Au nom du père, de la fille et de la petite-fille ? Dans la famille Le Pen, nous demandons… de préférence, personne ! Alors que la stature publique du fondateur et « président d’honneur » du Front national, Jean-Marie Le Pen, est mise en cause à l’intérieur même du FN, le vieux patriarche de l’extrême droite française mise sur sa petite-fille... pour concurrencer sa fille Marine.
Ainsi, en renonçant lundi 13 avril à la candidature en région PACA aux élections régionales de décembre 2015 – où il comptait figurer comme tête de liste –, Jean-Marie Le Pen a tenté de favoriser la candidature de sa petite-fille. Celle-ci a de fortes chances de l’emporter lors de l’investiture des têtes de liste prévue ce vendredi 17 avril, même si les choses se sont un peu compliquées dans la mesure où Bruno Gollnisch a lui aussi annoncé entre-temps ses ambitions. Le candidat malheureux à la présidence du parti, battu à plate couture par Marine Le Pen lors du vote des adhérentEs en 2010, ne devrait cependant pas avoir beaucoup de chances d’obtenir la place de tête de liste.

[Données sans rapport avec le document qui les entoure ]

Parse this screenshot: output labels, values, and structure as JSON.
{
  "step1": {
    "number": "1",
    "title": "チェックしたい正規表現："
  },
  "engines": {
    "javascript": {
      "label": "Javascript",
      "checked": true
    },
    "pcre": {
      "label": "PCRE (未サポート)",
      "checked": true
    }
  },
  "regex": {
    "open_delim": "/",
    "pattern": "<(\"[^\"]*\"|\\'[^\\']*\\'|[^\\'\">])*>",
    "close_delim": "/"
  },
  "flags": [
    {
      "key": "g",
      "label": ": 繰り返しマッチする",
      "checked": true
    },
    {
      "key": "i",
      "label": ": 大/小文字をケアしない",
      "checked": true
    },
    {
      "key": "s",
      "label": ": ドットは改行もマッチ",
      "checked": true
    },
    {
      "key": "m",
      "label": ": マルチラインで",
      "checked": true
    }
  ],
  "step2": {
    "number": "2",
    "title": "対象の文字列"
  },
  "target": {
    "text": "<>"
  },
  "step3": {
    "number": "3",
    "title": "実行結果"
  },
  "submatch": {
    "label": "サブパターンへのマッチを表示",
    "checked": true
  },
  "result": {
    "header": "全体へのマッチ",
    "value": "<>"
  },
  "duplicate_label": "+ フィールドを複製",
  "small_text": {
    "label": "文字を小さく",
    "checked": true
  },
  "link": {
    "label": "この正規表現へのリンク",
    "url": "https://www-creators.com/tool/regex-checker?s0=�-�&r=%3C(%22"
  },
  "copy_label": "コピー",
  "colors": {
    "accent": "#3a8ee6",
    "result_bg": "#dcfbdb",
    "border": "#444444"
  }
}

Des mots qui ne sont pas un détailC’était « l’interview de trop », ou plus exactement les deux interviews de trop. Les récentes tensions au sein de la direction du FN, bien réelles et pas uniquement mises en scène comme certainEs veulent le croire, démarrent en effet de deux entretiens que Jean-Marie Le Pen avait accordés aux médias. Le fasciste vieillissant, bientôt âgé de 87 ans, avait d’abord répondu aux questions du journaliste à sensation Jean-Jacques Bourdin sur BFM TV le 2 avril. À cette occasion, une question du journaliste avait relancé la polémique sur l’affaire dite « du détail », en référence à des propos que Jean-Marie Le Pen avait tenus sur RTL le 13 septembre 1987, propos réitérés à Munich (en présence de l’ancien Waffen SS allemand Franz Schönhuber) le 5 décembre 1997. Fidèle à lui-même, Jean-Marie Le Pen avait confirmé à Bourdin qu’il avait bien eu raison à l’époque, et qu’il avait bien exprimé le fond de sa pensée...Puis il avait remis de l’huile sur le feu en accordant une interview à Rivarol dans son numéro du 9 avril, un journal ouvertement pétainiste et antisémite. Il y dit par exemple : « Je n’ai jamais considéré le maréchal Pétain comme un traître », ou encore « Je comprends tout à fait qu’on mette en cause la démocratie, qu’on la combatte »...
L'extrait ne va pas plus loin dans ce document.